Saturday, October 6, 2007

truTV shoots at the heart of branding


When Al Ries and Jack Trout started talking about positioning in Advertising Age back in 1972, the concept of little ladders in our heads for brands was wildly new. Then came the Coke vs. Pepsi cola wars, Wendy's vs. McDonald's "Where's the Beef?" and Avis vs. Hertz "We try harder." Marketers embraced the idea that your message -- about your brand -- needs to fit in position next to your competitors.

Now, the next brilliant move in branding comes from Steve Koonin at Court TV. Koonin joined Turner in 2000 and quickly juiced audiences by rebranding TNT as drama and TBS as funny. Fast Company reports prime-time ratings at the networks are up 14% and 7% respectively.
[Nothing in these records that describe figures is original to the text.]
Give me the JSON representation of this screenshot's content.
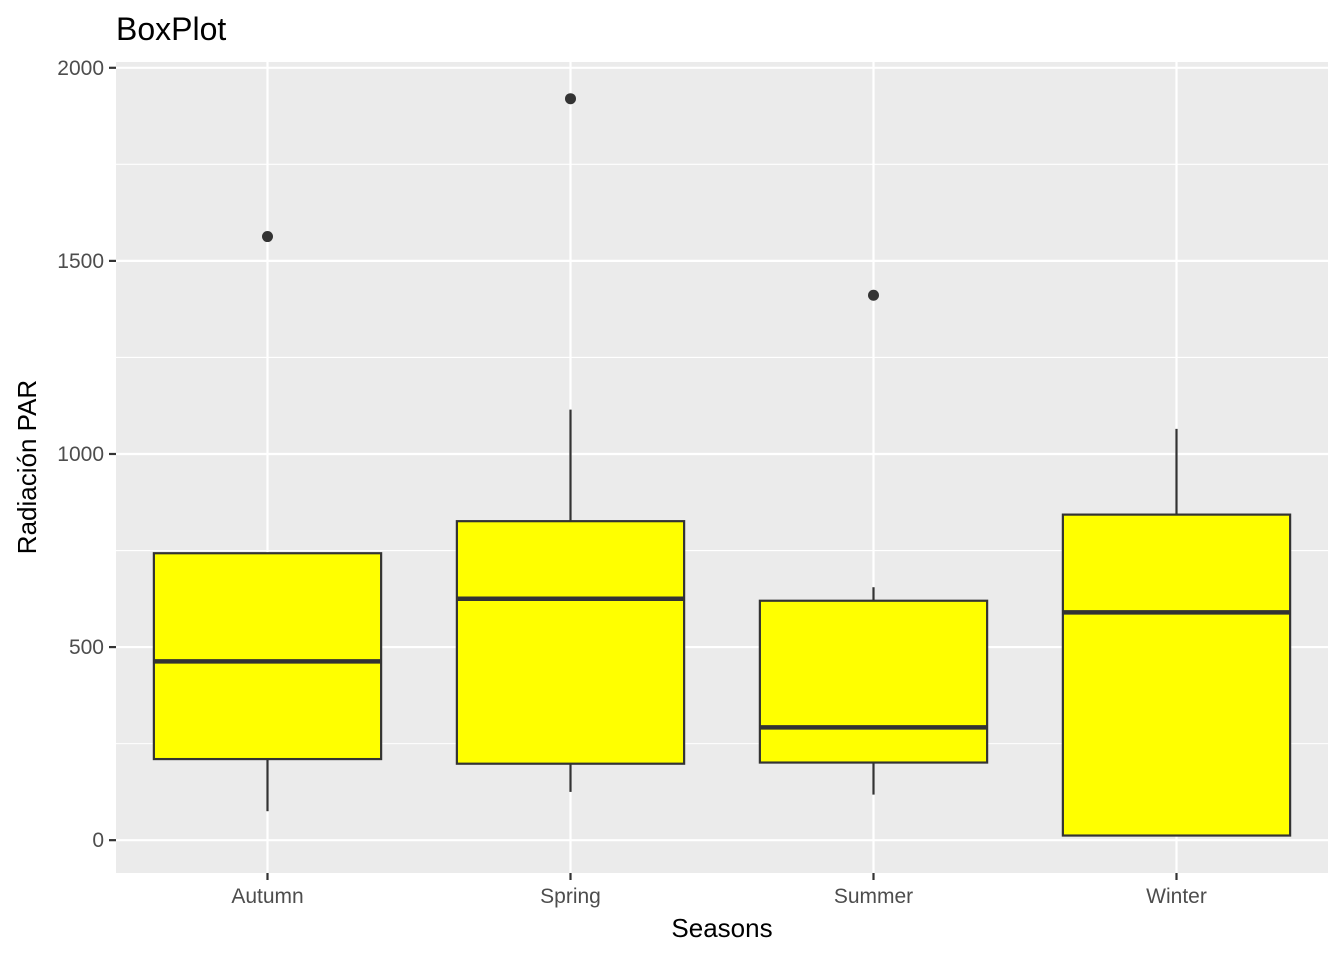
{
  "chart_data": {
    "type": "box",
    "title": "BoxPlot",
    "xlabel": "Seasons",
    "ylabel": "Radiación PAR",
    "ylim": [
      -85,
      2015
    ],
    "yticks": [
      0,
      500,
      1000,
      1500,
      2000
    ],
    "grid": true,
    "legend": "none",
    "colors": {
      "box_fill": "#FFFF00",
      "box_stroke": "#333333",
      "panel_bg": "#EBEBEB",
      "grid": "#FFFFFF",
      "outlier": "#333333"
    },
    "categories": [
      "Autumn",
      "Spring",
      "Summer",
      "Winter"
    ],
    "boxes": [
      {
        "category": "Autumn",
        "whisker_low": 75,
        "q1": 210,
        "median": 463,
        "q3": 743,
        "whisker_high": 743,
        "outliers": [
          1563
        ]
      },
      {
        "category": "Spring",
        "whisker_low": 125,
        "q1": 198,
        "median": 625,
        "q3": 826,
        "whisker_high": 1115,
        "outliers": [
          1920
        ]
      },
      {
        "category": "Summer",
        "whisker_low": 118,
        "q1": 201,
        "median": 292,
        "q3": 620,
        "whisker_high": 655,
        "outliers": [
          1411
        ]
      },
      {
        "category": "Winter",
        "whisker_low": 12,
        "q1": 12,
        "median": 590,
        "q3": 843,
        "whisker_high": 1065,
        "outliers": []
      }
    ]
  }
}
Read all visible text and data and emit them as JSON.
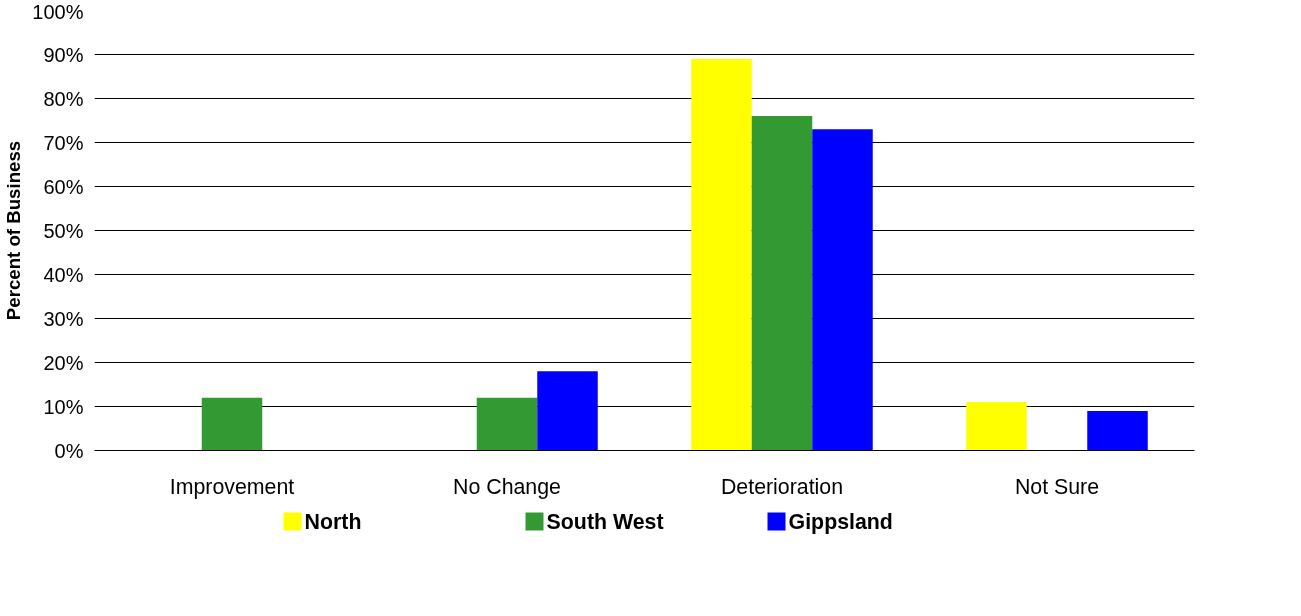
{
  "chart_data": {
    "type": "bar",
    "ylabel": "Percent of Business",
    "categories": [
      "Improvement",
      "No Change",
      "Deterioration",
      "Not Sure"
    ],
    "series": [
      {
        "name": "North",
        "color": "#ffff00",
        "values": [
          0,
          0,
          89,
          11
        ]
      },
      {
        "name": "South West",
        "color": "#339933",
        "values": [
          12,
          12,
          76,
          0
        ]
      },
      {
        "name": "Gippsland",
        "color": "#0000ff",
        "values": [
          0,
          18,
          73,
          9
        ]
      }
    ],
    "ylim": [
      0,
      100
    ],
    "yticks": [
      {
        "value": 0,
        "label": "0%"
      },
      {
        "value": 10,
        "label": "10%"
      },
      {
        "value": 20,
        "label": "20%"
      },
      {
        "value": 30,
        "label": "30%"
      },
      {
        "value": 40,
        "label": "40%"
      },
      {
        "value": 50,
        "label": "50%"
      },
      {
        "value": 60,
        "label": "60%"
      },
      {
        "value": 70,
        "label": "70%"
      },
      {
        "value": 80,
        "label": "80%"
      },
      {
        "value": 90,
        "label": "90%"
      },
      {
        "value": 100,
        "label": "100%"
      }
    ],
    "grid": "y",
    "legend": "bottom"
  }
}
The message here: Focus your brand on one thing.

Fast says Koonin plans to do this next with Court TV. Seems courtroom television had a few problems: first, it sounds like lawyers, ugh, and second, viewers like different things. Research showed some women viewers enjoyed the mystery solving while young men liked the gritty truth voyeurism.

Koonin decided to chase the young men -- a sweet advertising target -- and so is rebranding Court TV as truTV. Ginormous name change. Strong focus. The moniker moves a bit outside the courtroom to embrace shows such as Forensic Files, the true-life stuff.

The second message here: Branding takes guts. With truTV, Koonin is conceivably walking away from half his audience -- the women who focused on the court mystery side. He is changing the name radically, removing "court" which could confuse people. By narrowing his brand, he is grabbing a stronger position -- but leaving many things behind.

We're not sure how audiences will react, but we know one thing: Now we understand what truTV stands for, and we're going to check it out.